Glossary
EvaluationEmerging
Evaluation Harness
The automated test suite that validates every agent output before it reaches a human reviewer.
Definition
The Evaluation Harness (Eval Harness) is the automated test suite that runs continuously during agent execution, validating every output before it reaches a human reviewer. It combines functional tests, security scans, architectural conformance checks, and LLM-as-a-Judge evaluations into a unified quality gate.

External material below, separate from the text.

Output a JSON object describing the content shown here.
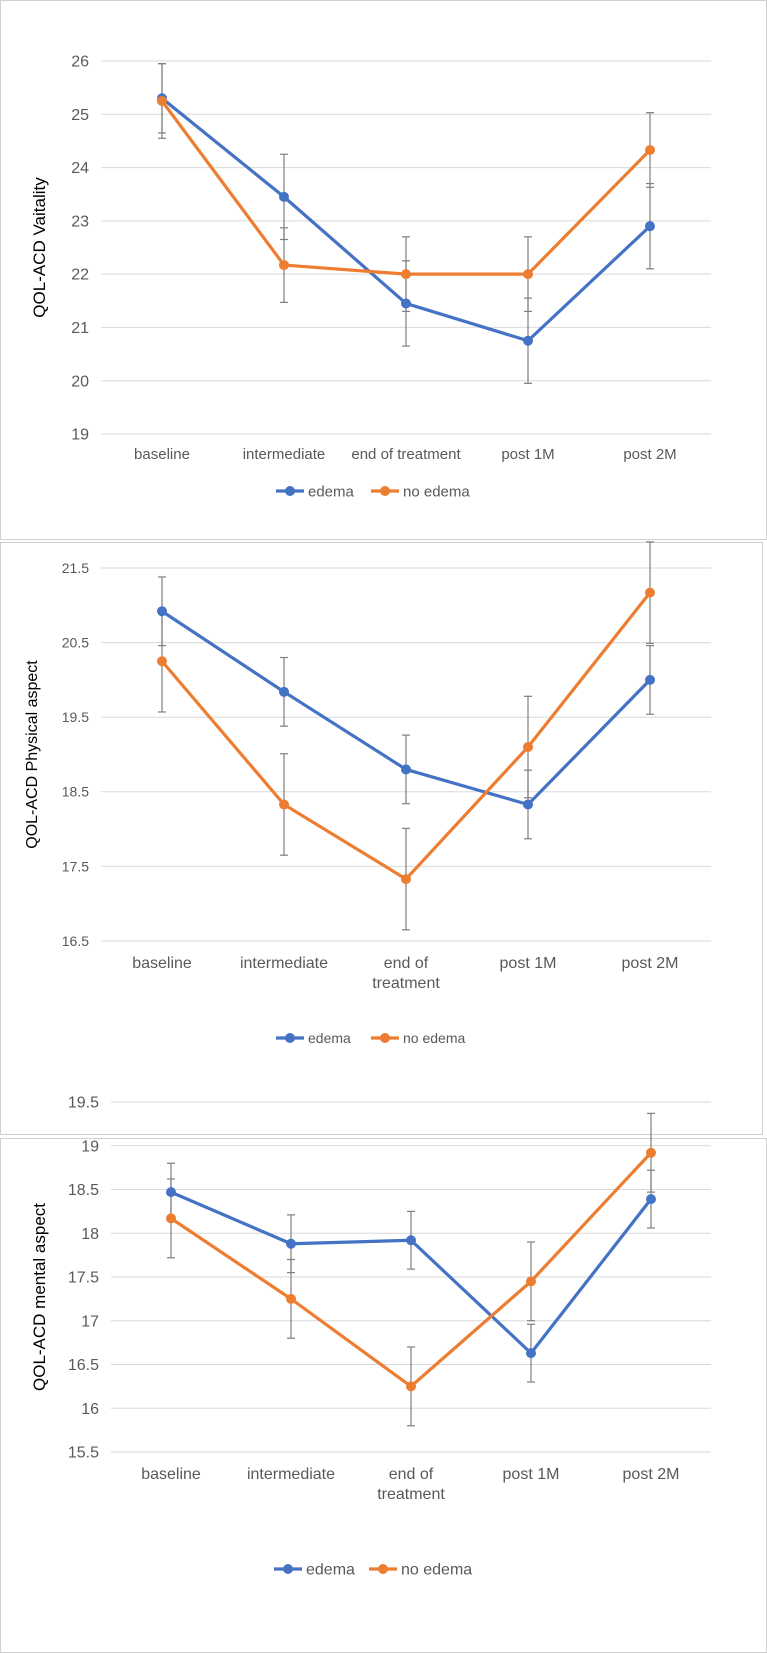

No agent-generated code is presented to a human until it passes the Eval Harness.
The Eval Harness performs two types of validation:
- Deterministic Validation — binary pass/fail checks based on strict rules, including the existing test suite, linter and formatter checks, security scanners, and architectural conformance rules.
- Probabilistic Evaluation — LLM-as-a-Judge assessments for non-deterministic quality aspects such as code readability, naming consistency, and adherence to project conventions.
Key operational characteristics:
- Circuit Breakers — the harness enforces token budgets and halts execution when an agent exceeds its compute allocation for a single task.
- Execution Traces — every evaluation run produces detailed logs for debugging and observability.
- Escalation Triggers — when validation fails repeatedly, the harness raises a Blocker Flag that routes the task to a human operator.
The Eval Harness is the primary automated quality gate in agentic workflows, sitting between agent execution and human review.